Following the one-two punch of artistic (and popular) breakthroughs in 2022’s Remember Your North Star and 2024’s Ten Fold, you’d be forgiven for thinking that Yaya Bey might take some time off, to both relish the moment and, moreover, recharge. That latter album, after all, revolved around the death of her father (underrated New York golden age MC Grand Daddy I.U., mind you), presenting a rather novel take on the “grief album” by being far less about the loss itself, and much more about the mess of emotions that comes with every other experience one deals with, day to day, during a period of grief.
Well, to the contrary, Bey has dashed back to stage just over a year later. She’s come out swinging, too, with do it afraid bluntly stating its mission statement in the album’s opening seconds.
While it’s certainly beaming in from a different angle, Bey remains dedicated to soul searching, and not in the “lite” sense of the expression: as ever, her music deals with trudging towards her deepest innerbeing, seeking to understand just why we are the way that we are, why we do the things we do. do it afraid is interested in the catharsis that comes along with facing your fears, and, of course, the stumbling blocks and inner-weakness one deals with in doing so. By linking up wuth the most expansive list of collaborators she’s tapped to date (BADBADNOTGOOD, Exaktly and Butcher Brown are among the producers), it also finds her weaving through arguably the most layered, fine musical backdrops she’s yet presented.
If Ten Fold had a diaristic quality, snapshots of days mixed between self-love, grief, and crashing out just a tad, do it afraid tends to function more as a singular work, less interested in bite-sized jams and standouts than a cohesive, blissfully slow lull. The light tap of “raisins” can feel like droplets of rain, which bleeds into the glacial, reggae-tinged “spin cycle”: each track feels interwoven into the experience of Bey entering, wide-eyed into the grace she’s finally allowing herself.
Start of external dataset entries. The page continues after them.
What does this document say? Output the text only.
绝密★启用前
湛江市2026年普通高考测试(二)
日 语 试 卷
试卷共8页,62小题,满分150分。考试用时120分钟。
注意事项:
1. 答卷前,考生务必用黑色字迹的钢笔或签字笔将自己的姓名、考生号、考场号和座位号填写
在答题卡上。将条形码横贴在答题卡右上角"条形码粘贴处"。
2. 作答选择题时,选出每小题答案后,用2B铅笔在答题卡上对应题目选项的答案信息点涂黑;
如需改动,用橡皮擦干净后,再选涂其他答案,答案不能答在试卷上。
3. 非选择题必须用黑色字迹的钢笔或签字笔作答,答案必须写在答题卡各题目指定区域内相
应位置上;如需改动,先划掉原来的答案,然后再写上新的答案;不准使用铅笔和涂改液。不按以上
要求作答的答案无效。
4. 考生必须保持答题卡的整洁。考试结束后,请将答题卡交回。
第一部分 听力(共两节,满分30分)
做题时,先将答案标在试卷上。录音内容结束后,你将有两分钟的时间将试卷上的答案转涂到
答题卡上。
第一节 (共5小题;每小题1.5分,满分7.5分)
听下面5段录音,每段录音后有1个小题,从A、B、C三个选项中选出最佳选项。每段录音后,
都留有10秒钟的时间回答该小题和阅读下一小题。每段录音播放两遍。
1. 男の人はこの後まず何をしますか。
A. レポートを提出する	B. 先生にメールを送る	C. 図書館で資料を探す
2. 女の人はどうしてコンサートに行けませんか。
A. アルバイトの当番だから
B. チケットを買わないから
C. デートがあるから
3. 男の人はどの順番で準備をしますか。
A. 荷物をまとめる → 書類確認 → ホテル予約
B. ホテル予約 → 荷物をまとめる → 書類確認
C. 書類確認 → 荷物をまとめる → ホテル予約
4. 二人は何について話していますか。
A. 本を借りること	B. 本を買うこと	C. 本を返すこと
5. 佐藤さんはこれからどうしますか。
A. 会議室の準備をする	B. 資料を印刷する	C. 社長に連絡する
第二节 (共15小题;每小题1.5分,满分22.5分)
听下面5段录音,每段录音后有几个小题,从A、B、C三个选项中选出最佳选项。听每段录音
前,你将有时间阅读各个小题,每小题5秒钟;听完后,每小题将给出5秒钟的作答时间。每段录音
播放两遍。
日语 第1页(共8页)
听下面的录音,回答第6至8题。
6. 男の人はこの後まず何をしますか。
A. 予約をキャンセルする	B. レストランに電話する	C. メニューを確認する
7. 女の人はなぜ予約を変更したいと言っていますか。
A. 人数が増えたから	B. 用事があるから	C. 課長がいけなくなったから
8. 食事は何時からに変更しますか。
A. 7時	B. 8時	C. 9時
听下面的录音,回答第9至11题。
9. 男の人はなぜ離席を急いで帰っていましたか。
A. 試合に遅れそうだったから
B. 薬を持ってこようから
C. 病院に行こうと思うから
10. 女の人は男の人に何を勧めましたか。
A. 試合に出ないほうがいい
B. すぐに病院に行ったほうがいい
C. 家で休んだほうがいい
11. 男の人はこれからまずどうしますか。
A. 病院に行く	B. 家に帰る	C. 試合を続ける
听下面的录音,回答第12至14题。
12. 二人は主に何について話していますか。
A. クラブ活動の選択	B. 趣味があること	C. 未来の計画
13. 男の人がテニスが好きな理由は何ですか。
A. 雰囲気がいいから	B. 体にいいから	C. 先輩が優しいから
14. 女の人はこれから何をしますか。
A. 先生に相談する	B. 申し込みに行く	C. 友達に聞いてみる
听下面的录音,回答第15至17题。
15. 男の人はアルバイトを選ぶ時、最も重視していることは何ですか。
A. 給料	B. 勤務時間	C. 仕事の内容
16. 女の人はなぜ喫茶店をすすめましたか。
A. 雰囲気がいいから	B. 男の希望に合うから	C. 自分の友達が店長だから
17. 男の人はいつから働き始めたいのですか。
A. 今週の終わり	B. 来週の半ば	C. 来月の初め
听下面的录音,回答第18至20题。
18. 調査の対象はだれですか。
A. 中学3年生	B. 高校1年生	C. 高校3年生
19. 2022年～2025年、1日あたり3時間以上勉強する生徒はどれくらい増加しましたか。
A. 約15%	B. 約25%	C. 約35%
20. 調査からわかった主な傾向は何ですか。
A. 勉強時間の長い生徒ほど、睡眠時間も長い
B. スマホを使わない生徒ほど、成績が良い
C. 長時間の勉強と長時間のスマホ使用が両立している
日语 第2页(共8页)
Her words often possess a duality: “spin cycle”, for example, finds her reveling in bliss – “I’ve never known a love like this” – all while delving in a certain fatalistic realism: “and I never will again”. Before the blow can set in, she whisks the listener away into the brief disco throb of “dream girl”. As ever, she’s an intuitive expert at knowing just when to let us in – and just when to pull away. She never dwells on one thought too long, and hence, never do we, always swept off in the next wave of exploratory, playful sound.
It’s towards the album’s middle that it (fittingly) reaches its emotional centerpiece, with “breakthrough” finding Bey entirely owning her desires and self-assurance, “a surrender” drifting in a battle between pride and fear, and “in a circle” feeling inspired by Janet Jackson circa The Velvet Rope as she “throws that ass around”. As with many of Bey’s best songs, it’s a delightfully catchy ode to doing as one pleases. The next song slides into her reveling in the fact that everyone in the club is “on her body now”. That’s the mission statement, after all: go ahead, take what you want, no matter how much it frightens you, no matter what some lame might say or think. Would you rather be sitting at home, alone, mixing a double cocktail for one, wishing you had? Yaya Bey knows her answer.